En ce qui concerne le vol, nos constatations ont été incessantes, et nous n'hésitons pas à dire que partout où une troupe ennemie a passé, elle s'est livrée, en présence de ses chefs, et souvent même avec leur participation, à un pillage méthodiquement organisé. Les caves ont été vidées jusqu'à la dernière bouteille, des coffres-forts ont été éventrés, des sommes considérables ont été dérobées ou extorquées; une grande quantité d'argenterie et de bijoux, ainsi que des tableaux, des meubles, des objets d'art, du linge, des bicyclettes, des robes de femme, des machines à coudre, et jusqu'à des jouets d'enfants, après avoir été enlevés, ont été placés sur des voitures, pour être dirigés vers la frontière.
Contre toutes les exactions, de même que contre tous les crimes, il n'y avait aucun recours ; et si quelque malheureux habitant osait supplier un officier de vouloir bien intervenir pour épargner une vie ou pour protéger des biens, il ne recevait d'autre réponse, quand il n'était pas accueilli par des menaces, qu'une invariable formule, accompagnée d'un sourire, et mettant sur le compte des fatalités inévitables de la guerre les abominations les plus cruelles.

LES FAITS A CHARGE

La méthode suivie par la Commission d'enquête l'a conduite à présenter dans l'ordre départemental les faits qu'elle a été appelée à relever et à contrôler.
Il a paru plus simple et plus commode, dans cette analyse, où l'on ne se propose que de retenir les cas les plus significatifs, d'adopter un classement fondé sur leur qualification criminelle.

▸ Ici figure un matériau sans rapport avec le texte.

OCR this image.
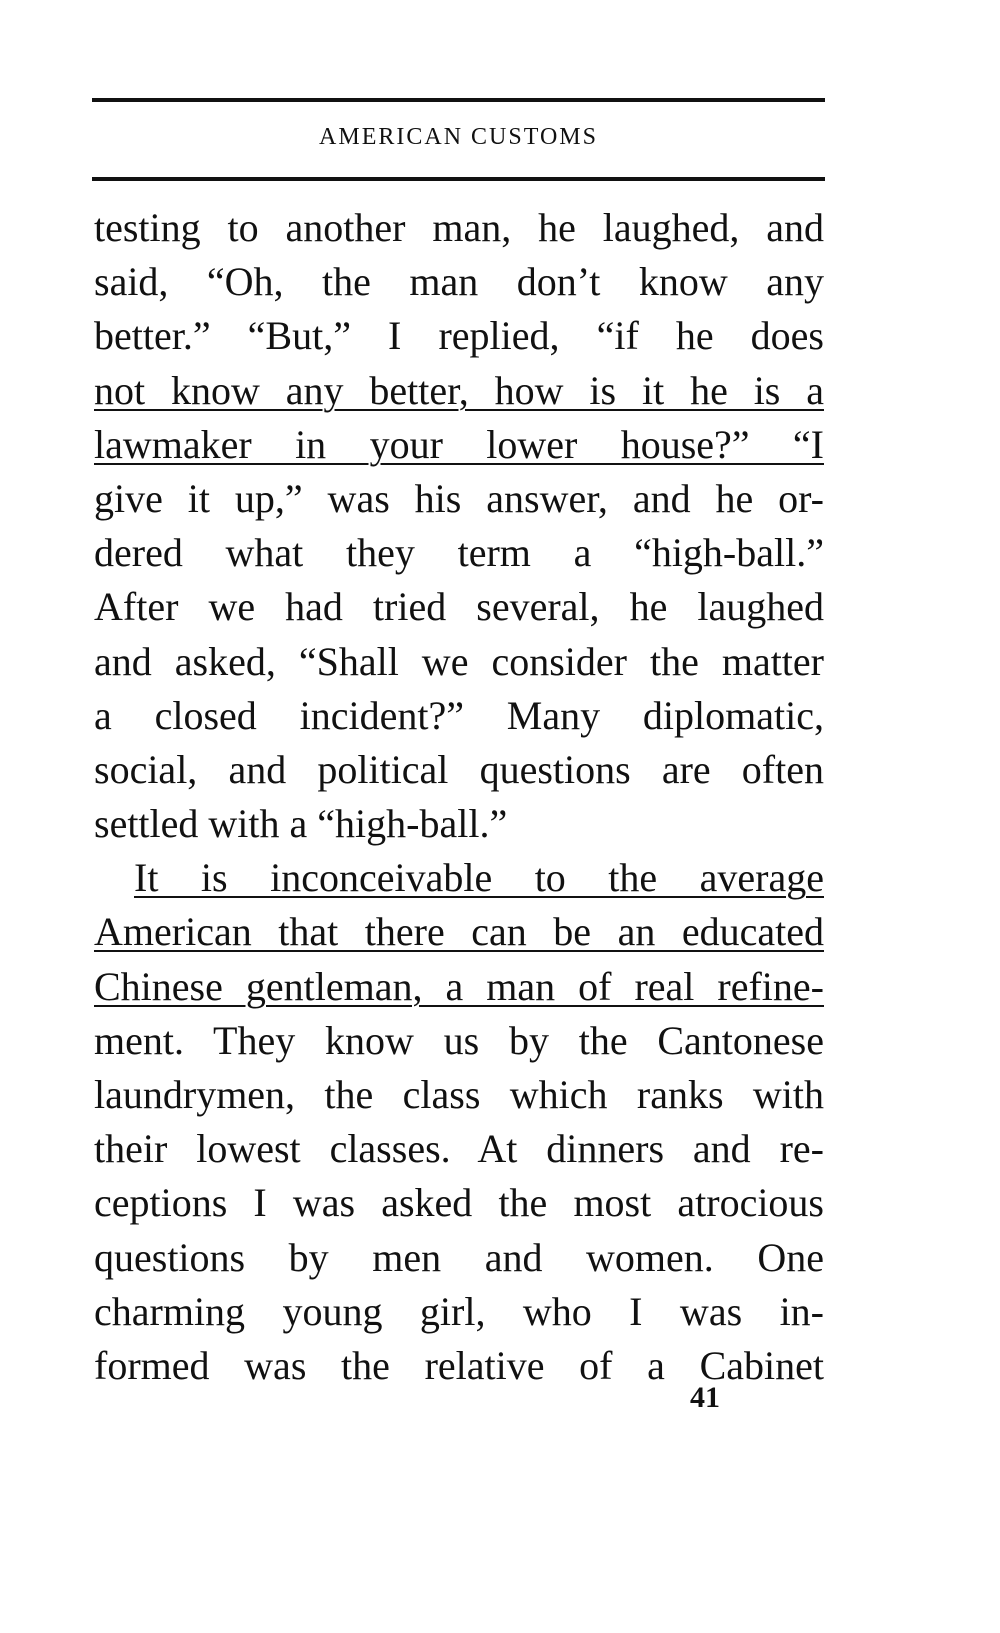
AMERICAN CUSTOMS
testing to another man, he laughed, and
said, “Oh, the man don’t know any
better.” “But,” I replied, “if he does
not know any better, how is it he is a
lawmaker in your lower house?” “I
give it up,” was his answer, and he or-
dered what they term a “high-ball.”
After we had tried several, he laughed
and asked, “Shall we consider the matter
a closed incident?” Many diplomatic,
social, and political questions are often
settled with a “high-ball.”
It is inconceivable to the average
American that there can be an educated
Chinese gentleman, a man of real refine-
ment. They know us by the Cantonese
laundrymen, the class which ranks with
their lowest classes. At dinners and re-
ceptions I was asked the most atrocious
questions by men and women. One
charming young girl, who I was in-
formed was the relative of a Cabinet
41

On trouvera ainsi, groupés par nature de faits, les exemples concernant :
a/ Les attentats contre les personnes;
b/ Les prisonniers civils et les otages;
c/ Les incendies et dévastations;
d/ Le pillage et le vol.
Un dernier paragraphe sera consacré aux villes martyres. C'eût été fausser l'exactitude d'un tableau où toutes ces horreurs se trouvent réunies à la fois, que de décomposer le procès-verbal où elles sont rassemblées. Nous en respecterons la terrifiante unité.
C'est, désormais, le procès-verbal qui parle.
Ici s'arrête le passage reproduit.